OpenTelemetry in Practice: Distributed Tracing Across Message Queues

18 min read
3,410 words
OpenTelemetry in Practice: Distributed Tracing Across Message Queues

You’ve instrumented your services, you’ve got beautiful traces flowing through Grafana Tempo, your on call engineers can finally see what’s happening across the stack, and then someone introduces an SQS queue between two services and your traces just… stop. Two orphaned traces where there should be one connected flow. That beautiful Grafana dashboard now looks like a jigsaw puzzle with the most interesting pieces sabotaged!

I’ve spent the better part of the past year building observability stacks for event driven architectures, and this is the single most common gap I see. Synchronous HTTP tracing is a solved problem — the W3C Trace Context standard and OpenTelemetry’s auto-instrumentation handle it beautifully. But the moment you introduce asynchronous messaging — SQS, RabbitMQ, Kafka — context propagation becomes your problem to solve.

This post walks through the reality of maintaining distributed traces across message queue boundaries using OpenTelemetry: real code, real Collector configuration, and the pitfalls I’ve hit so you don’t have to.

Why Distributed Tracing Matters

If you’re already sold on observability, feel free to skip ahead. But for anyone still on the fence, let me frame it this way.

Logs tell you what happened. Metrics tell you how much. Traces tell you why and where.

When a customer reports that their order wasn’t processed, logs give you a needle in a haystack search across 8 different services. Metrics tell you that error rates spiked at 2:47am. But a trace? A trace lets you follow a single request from the initial HTTP call, through every service hop, queue message, and database query, straight to the point where things fell apart. It’s the difference between “something broke” and “the payment validation service timed out waiting for a response from the fraud check queue, which was backed up because a bad deployment doubled consumer processing time.” One of those gets you a root cause in minutes.

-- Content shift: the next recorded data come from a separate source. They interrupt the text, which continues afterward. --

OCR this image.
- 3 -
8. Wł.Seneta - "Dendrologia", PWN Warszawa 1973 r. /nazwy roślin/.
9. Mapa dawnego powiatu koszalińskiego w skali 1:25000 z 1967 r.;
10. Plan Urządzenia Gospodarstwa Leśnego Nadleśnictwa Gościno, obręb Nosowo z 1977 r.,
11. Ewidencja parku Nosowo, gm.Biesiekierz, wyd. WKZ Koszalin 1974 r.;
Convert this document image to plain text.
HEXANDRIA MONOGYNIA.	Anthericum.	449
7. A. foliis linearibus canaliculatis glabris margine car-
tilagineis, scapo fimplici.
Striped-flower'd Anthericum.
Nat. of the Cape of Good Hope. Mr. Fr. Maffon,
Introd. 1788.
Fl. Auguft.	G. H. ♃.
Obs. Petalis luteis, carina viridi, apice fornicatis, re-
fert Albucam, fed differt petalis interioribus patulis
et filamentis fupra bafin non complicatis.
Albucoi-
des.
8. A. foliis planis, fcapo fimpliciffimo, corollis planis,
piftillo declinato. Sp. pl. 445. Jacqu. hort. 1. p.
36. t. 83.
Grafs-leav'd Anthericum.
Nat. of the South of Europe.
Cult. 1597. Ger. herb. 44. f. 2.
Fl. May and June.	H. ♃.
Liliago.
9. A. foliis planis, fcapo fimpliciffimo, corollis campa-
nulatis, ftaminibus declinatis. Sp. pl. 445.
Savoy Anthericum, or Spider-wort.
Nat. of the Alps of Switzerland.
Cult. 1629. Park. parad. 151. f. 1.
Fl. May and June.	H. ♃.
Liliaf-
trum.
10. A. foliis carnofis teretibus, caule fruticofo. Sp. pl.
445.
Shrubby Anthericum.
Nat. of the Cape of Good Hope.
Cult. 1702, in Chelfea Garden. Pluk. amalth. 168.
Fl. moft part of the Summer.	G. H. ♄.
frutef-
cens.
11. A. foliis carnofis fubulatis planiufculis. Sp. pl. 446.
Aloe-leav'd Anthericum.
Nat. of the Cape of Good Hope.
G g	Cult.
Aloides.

The other sees you into a war room, a Teams thread that involves 40 people and a suggestion to “just restart everything.”

The challenge is that modern architectures are increasingly event driven. Services communicate through message queues for good reasons — decoupling, resilience, scalability. But these async boundaries are exactly where traditional tracing breaks down.

As of early 2026, OpenTelemetry’s tracing APIs are stable across all major languages (Python, Java, Go, .NET, JavaScript, Ruby, and more). This isn’t experimental anymore. The CNCF Annual Survey 2024 reported OTel at 49% adoption — the second highest among non-graduated CNCF projects — and Grafana Labs found that 85% of respondents are actively investing in OpenTelemetry.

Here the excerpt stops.